Heat verjuice (don’t boil!) and reconstitute the sultanas by covering with the hot verjuice and leaving to rest for at least an hour (preferably overnight). Roast the walnuts in a small fry-pan without the use of any oil. This is best done by heating the pan, adding the walnuts, then shaking the pan at regular intervals until the nuts are equally golden brown. Do not burn! Set aside until cool. Roughly pound walnuts with a mortar and pestle (or slice with a knife), mix with the Parmesan, the palm sugar and the melted butter. Knead to a gooey paste. Season with pepper. Store in the fridge for 10 minutes. Lay out the gow gee wrappers and top with a tablespoon of the nut mixture, moisten the perimeter of the wrappers, fold in half encasing the filling pressing down firmly, and place on a tray lined with baking paper. If you use round wrappers you will end up with a semi-circle and with square wrappers you fold to a triangle. Repeat for all the wrappers. Up to this stage can be finished in advance. Store finished parcels in the fridge.
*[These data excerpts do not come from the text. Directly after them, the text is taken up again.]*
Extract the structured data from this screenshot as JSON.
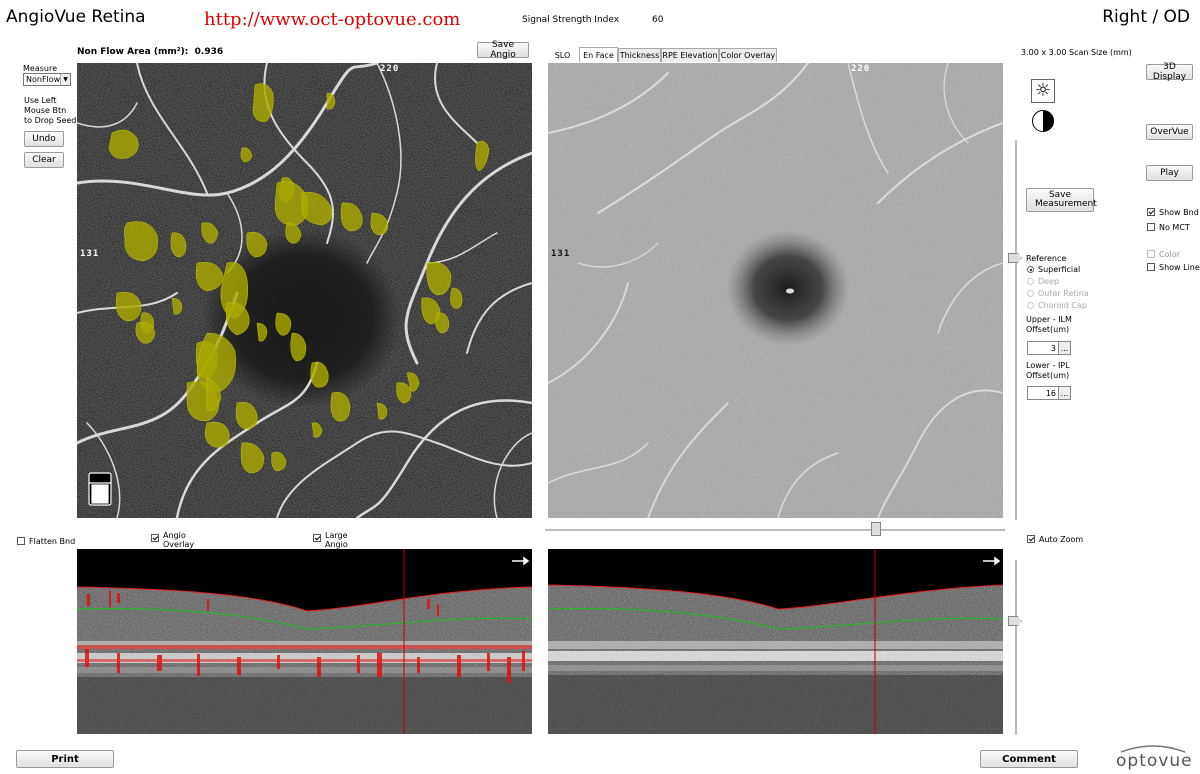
{
  "header": {
    "app_title": "AngioVue Retina",
    "url": "http://www.oct-optovue.com",
    "signal_label": "Signal Strength Index",
    "signal_value": "60",
    "eye": "Right / OD"
  },
  "left_tools": {
    "measure_label": "Measure",
    "measure_select": "NonFlow",
    "instructions": [
      "Use Left",
      "Mouse Btn",
      "to Drop Seed"
    ],
    "undo": "Undo",
    "clear": "Clear"
  },
  "angio_panel": {
    "nonflow_label": "Non Flow Area (mm²):",
    "nonflow_value": "0.936",
    "save_angio": "Save Angio",
    "top_label": "220",
    "left_label": "131"
  },
  "enface_panel": {
    "tabs": [
      {
        "label": "SLO",
        "active": false
      },
      {
        "label": "En Face",
        "active": true
      },
      {
        "label": "Thickness",
        "active": false
      },
      {
        "label": "RPE Elevation",
        "active": false
      },
      {
        "label": "Color Overlay",
        "active": false
      }
    ],
    "top_label": "220",
    "left_label": "131"
  },
  "right_controls": {
    "scan_size": "3.00 x 3.00 Scan Size (mm)",
    "display_3d": "3D Display",
    "overvue": "OverVue",
    "play": "Play",
    "save_measurement": "Save Measurement",
    "show_bnd": {
      "label": "Show Bnd",
      "checked": true
    },
    "no_mct": {
      "label": "No MCT",
      "checked": false
    },
    "color": {
      "label": "Color",
      "checked": false
    },
    "show_line": {
      "label": "Show Line",
      "checked": false
    },
    "reference_label": "Reference",
    "reference_options": [
      {
        "label": "Superficial",
        "selected": true,
        "enabled": true
      },
      {
        "label": "Deep",
        "selected": false,
        "enabled": false
      },
      {
        "label": "Outer Retina",
        "selected": false,
        "enabled": false
      },
      {
        "label": "Choroid Cap",
        "selected": false,
        "enabled": false
      }
    ],
    "upper_label_1": "Upper - ILM",
    "upper_label_2": "Offset(um)",
    "upper_value": "3",
    "lower_label_1": "Lower - IPL",
    "lower_label_2": "Offset(um)",
    "lower_value": "16",
    "ellipsis": "..."
  },
  "bscan_controls": {
    "flatten_bnd": {
      "label": "Flatten Bnd",
      "checked": false
    },
    "angio_overlay": {
      "label": "Angio Overlay",
      "checked": true
    },
    "large_angio": {
      "label": "Large Angio",
      "checked": true
    },
    "auto_zoom": {
      "label": "Auto Zoom",
      "checked": true
    }
  },
  "footer": {
    "print": "Print",
    "comment": "Comment",
    "logo": "optovue"
  },
  "colors": {
    "nonflow_overlay": "#a8a800",
    "ilm_line": "#e02020",
    "ipl_line": "#20c020",
    "angio_flow": "#e01010",
    "url_color": "#e00000"
  }
}
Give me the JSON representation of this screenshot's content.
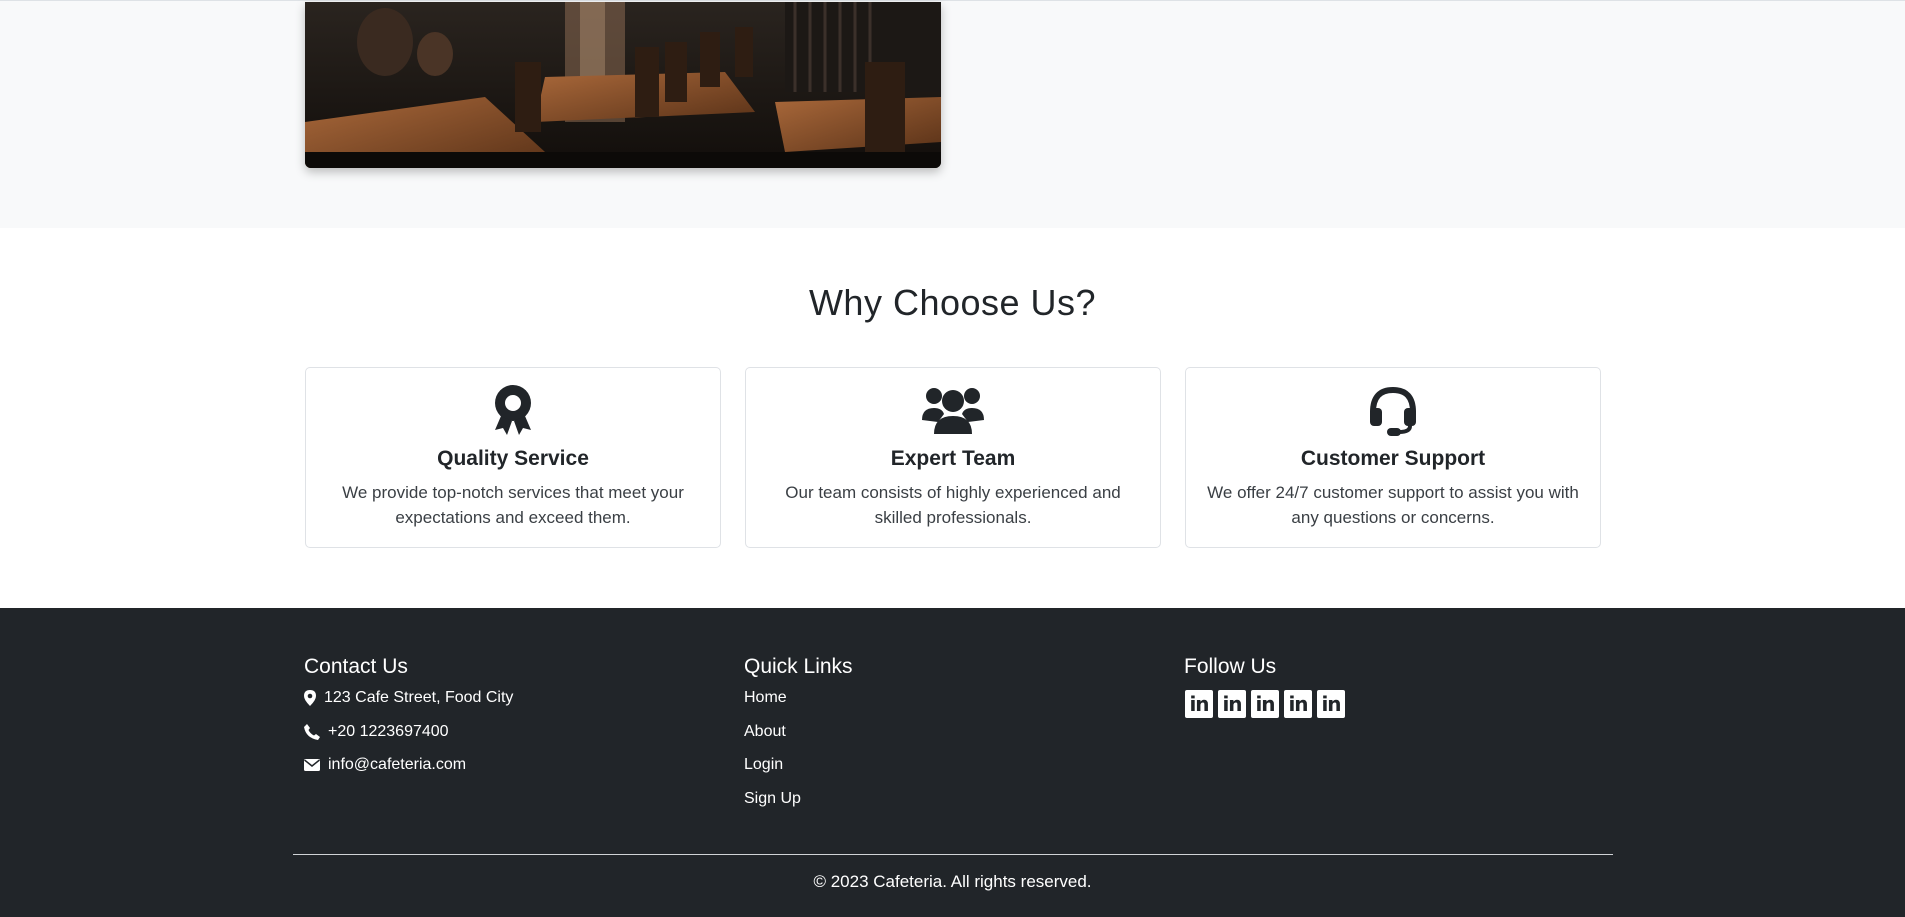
{
  "why_section": {
    "title": "Why Choose Us?",
    "features": [
      {
        "icon": "award-icon",
        "title": "Quality Service",
        "text": "We provide top-notch services that meet your expectations and exceed them."
      },
      {
        "icon": "users-icon",
        "title": "Expert Team",
        "text": "Our team consists of highly experienced and skilled professionals."
      },
      {
        "icon": "headset-icon",
        "title": "Customer Support",
        "text": "We offer 24/7 customer support to assist you with any questions or concerns."
      }
    ]
  },
  "footer": {
    "contact": {
      "heading": "Contact Us",
      "address": "123 Cafe Street, Food City",
      "phone": "+20 1223697400",
      "email": "info@cafeteria.com"
    },
    "quick_links": {
      "heading": "Quick Links",
      "items": [
        "Home",
        "About",
        "Login",
        "Sign Up"
      ]
    },
    "follow": {
      "heading": "Follow Us",
      "icons": [
        "linkedin-icon",
        "linkedin-icon",
        "linkedin-icon",
        "linkedin-icon",
        "linkedin-icon"
      ],
      "icon_text": "in"
    },
    "copyright": "© 2023 Cafeteria. All rights reserved."
  },
  "colors": {
    "footer_bg": "#212529",
    "section_bg": "#f8f9fa",
    "text": "#212529"
  }
}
Once ready to serve bring a large pot of salted water to the boil, add parcels and simmer until soft (they will return to the surface once done). Remove with a slotted spoon and place on baking paper and cover. In the meantime heat the remaining butter in a small frypan add the sage leaves, and when the butter is at the nut-brown stage, remove the sage leaves and place on kitchen paper, then add the hazelnut oil and the sultanas (taking them out of the soaking liquid with a slotted spoon) and increase heat until the liquid foams. Plate 3 parcels per plate, top with a sage leaf each and pour butter and sultanas over.